化儀に関する質問

 

戸田城聖全集質問会編 57 数珠について

 

 〔質問〕 お数珠について教えてください。

 

 念珠は、仏教では百八煩悩と申しまして、百八つの煩悩があることになっています。そこで四天王を加えて、四つ珠を入れてあります。ところが、日蓮正宗では四菩薩になります。

 おもしろいことに、上の三つは頭と両手になります。下の二つは、両足です。真ん中からもじると交叉したところがへそです。これは、人間の体ではないですか。しかも、百八煩悩をもって、その煩悩を断ち切るためには、勘定するということになるのです。

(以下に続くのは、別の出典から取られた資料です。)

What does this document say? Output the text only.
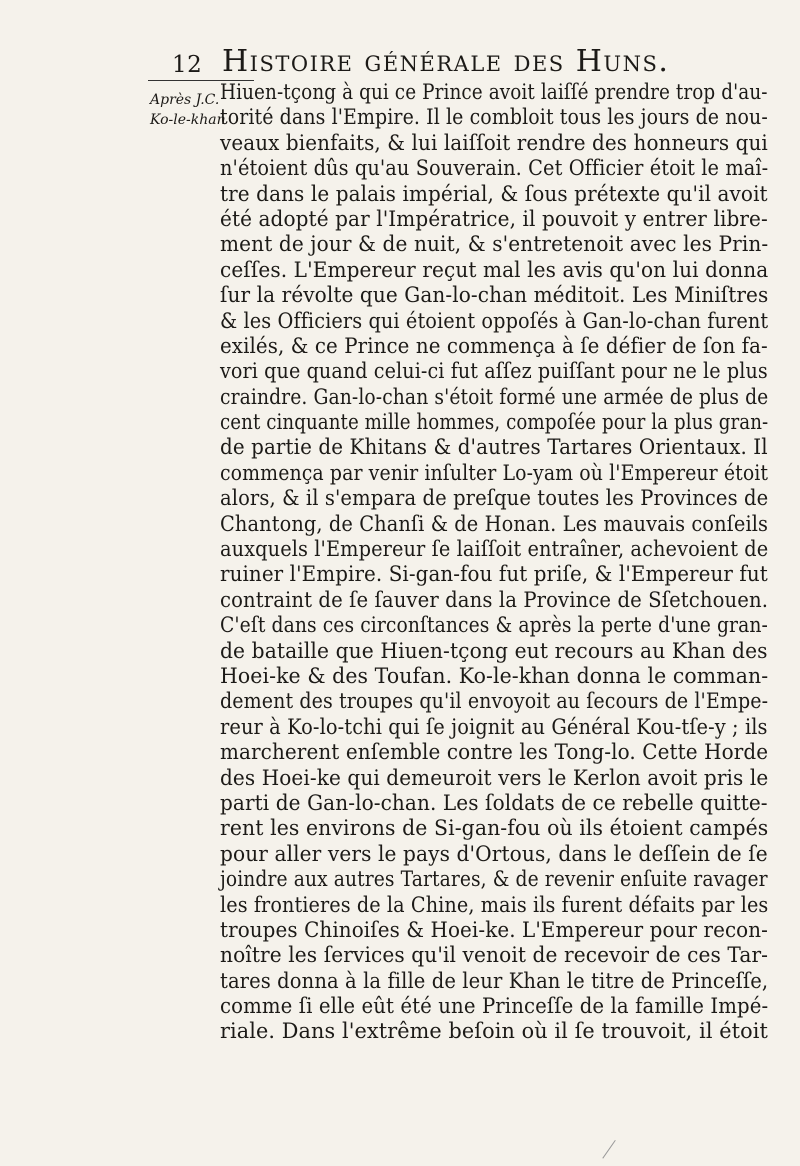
12 Histoire générale des Huns.
Après J.C.
Ko-le-khan
Hiuen-tçong à qui ce Prince avoit laiſſé prendre trop d'au-
torité dans l'Empire. Il le combloit tous les jours de nou-
veaux bienfaits, & lui laiſſoit rendre des honneurs qui
n'étoient dûs qu'au Souverain. Cet Officier étoit le maî-
tre dans le palais impérial, & ſous prétexte qu'il avoit
été adopté par l'Impératrice, il pouvoit y entrer libre-
ment de jour & de nuit, & s'entretenoit avec les Prin-
ceſſes. L'Empereur reçut mal les avis qu'on lui donna
ſur la révolte que Gan-lo-chan méditoit. Les Miniſtres
& les Officiers qui étoient oppoſés à Gan-lo-chan furent
exilés, & ce Prince ne commença à ſe défier de ſon fa-
vori que quand celui-ci fut aſſez puiſſant pour ne le plus
craindre. Gan-lo-chan s'étoit formé une armée de plus de
cent cinquante mille hommes, compoſée pour la plus gran-
de partie de Khitans & d'autres Tartares Orientaux. Il
commença par venir inſulter Lo-yam où l'Empereur étoit
alors, & il s'empara de preſque toutes les Provinces de
Chantong, de Chanſi & de Honan. Les mauvais conſeils
auxquels l'Empereur ſe laiſſoit entraîner, achevoient de
ruiner l'Empire. Si-gan-fou fut priſe, & l'Empereur fut
contraint de ſe ſauver dans la Province de Sſetchouen.
C'eſt dans ces circonſtances & après la perte d'une gran-
de bataille que Hiuen-tçong eut recours au Khan des
Hoei-ke & des Toufan. Ko-le-khan donna le comman-
dement des troupes qu'il envoyoit au ſecours de l'Empe-
reur à Ko-lo-tchi qui ſe joignit au Général Kou-tſe-y ; ils
marcherent enſemble contre les Tong-lo. Cette Horde
des Hoei-ke qui demeuroit vers le Kerlon avoit pris le
parti de Gan-lo-chan. Les ſoldats de ce rebelle quitte-
rent les environs de Si-gan-fou où ils étoient campés
pour aller vers le pays d'Ortous, dans le deſſein de ſe
joindre aux autres Tartares, & de revenir enſuite ravager
les frontieres de la Chine, mais ils furent défaits par les
troupes Chinoiſes & Hoei-ke. L'Empereur pour recon-
noître les ſervices qu'il venoit de recevoir de ces Tar-
tares donna à la fille de leur Khan le titre de Princeſſe,
comme ſi elle eût été une Princeſſe de la famille Impé-
riale. Dans l'extrême beſoin où il ſe trouvoit, il étoit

 まだおもしろいことに、計算器になります。そろばん珠です。そろばんになっているでしょう。

 

 むかしは、平安朝時代は念珠はなかったのです。釈迦時代にも念珠はありませんでした。だから小豆の玉で勘定したのです。念珠、仏を念ずるということです。それが、このようなそろばん珠ができてきて、今度は、ここでもって計算していくのです。何回でもできます。それが念珠の本源なのです。釈迦時代にはなかったのです。それが、どこでできたのか、念珠経という経文もあります。ありますが、どこで発明されたかわからないのです。たいてい中国だろうと思うのですが、平安朝の時には、まだこちらにきていません。小豆できめるのです。何百やった、何千やったと、一回仏様に供えるたびに小豆をおくのです。そのうち虫にくわれてしまうと思うけれども、そういう歴史が伝わっています。これはそろばんの流れでしょう。

 おもしろいものを、よく作ったものです。東洋人というのは案外頭が良いのです。百八煩悩、それを助ける四天王、それを計算するそろばん珠、こう三角形になっているのです。